Radical Republicans & Abe Lincoln
Was Abraham Lincoln a radical republican? -- The radicals frequently concluded that Lincoln was a prisoner of the conservative wing of the party, whereas conservatives complained that Lincoln was too close to the Radicals. But Lincoln's cautious reserve had the dual benefit of leaving open his lines of communication with both wings of the party and fragmenting his opposition.
1832 Lincoln ran unsuccessfully for the Illinois legislature. Two years later he was elected to the lower house for the first of four successive terms (until 1841) as a Whig. His membership in the Whig Party was natural -- Lincoln's father was a Whig, and the party's ambitious program of national economic development was the perfect solution to the problems Lincoln had seen in his rural Indiana past.
Abraham Lincoln started out as a Whig then progressed to the Republican Pary in 1856. By 1864 Lincoln was running on the National Union Party ticket for re-election as United States President.
Between the years of 1847-1849, Lincoln served one term as a member of the U.S. House of Representatives, where he opposed the Mexican War as unnecessary and unconstitutional. That was one of the reasons that Abraham Lincoln split with the Whigs.
Lincoln had been indifferent about the annexation of Texas, but he opposed any expansion that would allow slavery into new areas. Lincoln supported the Wilmot Proviso, which would have barred slavery from any territory gained as a result of the Mexican War.
Lincoln did not run for Congress again, returning instead to Springfield Illinois and the law. It was not until 1855 that Lincoln returned to politics when he vied for the U.S. Senate, but eventually threw his support to Lyman Trumbull.
The Republican Party
The Republican Party was founded by anti-slavery expansion activists in 1854. The Republican Party at its formation during the 1850s was a coalition of Northern altruists, industrialists, former Whigs, practical politicians, etc. While not publicly committed to abolition of slavery prior to the Civil War, the party nonetheless attracted the most zealous anti-slavery advocates.
It was in 1856 Lincoln joined the newly formed Republican Party, and two years later he campaigned for the Senate against Stephen Douglas. In his speech at Springfield in acceptance of the Republican senatorial nomination (June 16, 1858) Lincoln suggested that Douglas, Chief Justice Roger B. Taney, and Democratic presidents Franklin Pierce and James Buchanan had conspired to nationalize slavery. He did not win the Senate seat.
In February 1860, Lincoln made his first major political appearance in the Northeast when he addressed a rally at the Cooper Union in New York. He went on to win the presidential election, defeating the Northern Democrat Douglas, the Southern Democrat John C. Breckinridge, and the Constitutional Union candidate John Bell. By the time of Lincoln's inauguration in March 1861, seven states had seceded from the Union. On April 12, 1861, South Carolina fired on the Fort Sumter, and the Civil War began.
Lincoln tried throughout the war to keep the Republican party (moderate and radicals) together and never consistently favored one faction in the party over another. At that time there were the Radical Republicans (Abolitionists) and the Moderate Republicans.
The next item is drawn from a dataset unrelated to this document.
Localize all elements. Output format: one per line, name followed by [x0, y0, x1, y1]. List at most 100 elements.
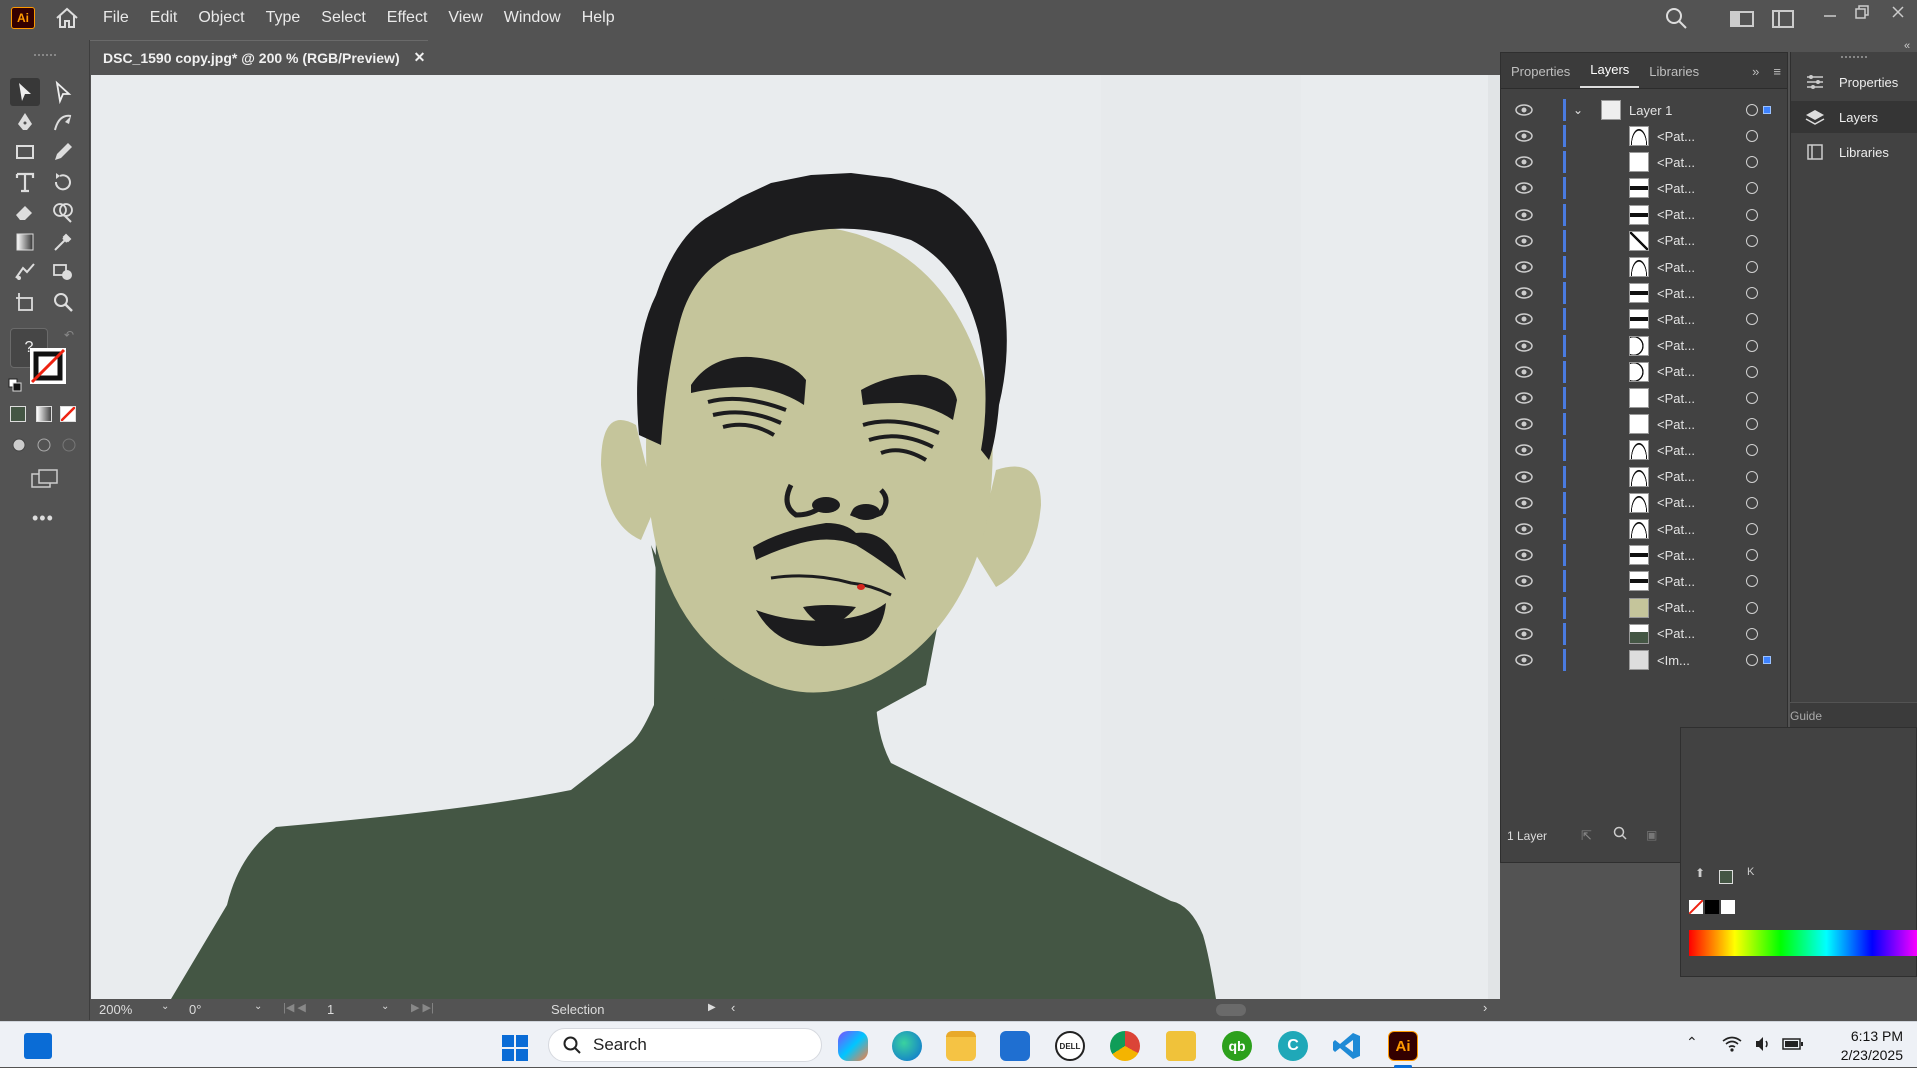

Lincoln's achievements, saving the Union and freeing the slaves, and his martyrdom just at the war's end assured his continuing fame. No small contribution was made by his eloquence as exemplified in the Gettysburg Address (November 19, 1863), in which he defined the war as "A rededication to the egalitarian ideals of the Declaration of Independence."
Lincoln left the Republican Party in 1864 to campaign as the National Union Party presidential candidate, and then aggressively pursued the impeachment of the National Union Party successor and former southern Democrat Andrew Johnson.
President Lincoln's Second Inaugural Address, is now inscribed on one wall of the Lincoln Memorial in Washington, D. C. -- "With malice toward none; with charity for all; with firmness in the right, as God gives us to see the right, let us strive on to finish the work we are in; to bind up the nation's wounds
Lincoln warned the South in his Inaugural Address, "In your hands, my dissatisfied fellow countrymen, and not in mine, is the momentous issue of civil war. The government will not assail you.... You have no oath registered in Heaven to destroy the government, while I shall have the most solemn one to preserve, protect and defend it."
Lincoln decided that if ten percent (10%)of the voters in a Confederate state signed an oath of loyalty to the United States, that state would be readmitted to the Union. But, Lincoln's plans were met with some resistance. A group of congressmen, known as the Radical Republicans, wanted to punish the states that had seceded. Lincoln disagreed with the Radical Republicans' agenda and opposed their legislation. Then, in 1865, Lincoln was assassinated. His vice president, Andrew Johnson, became head of the country. The Radical Republicans thought the new president would be on their side, but President Andrew Johnson followed through on Lincoln's plans on reconstruction of America.
President Lincoln successfully led his country through its greatest internal crisis, the American Civil War (1860-1865), preserving the Union and ending slavery. Six days after the large-scale surrender of Confederate forces under General Robert E. Lee, Lincoln became the first American president to be assassinated.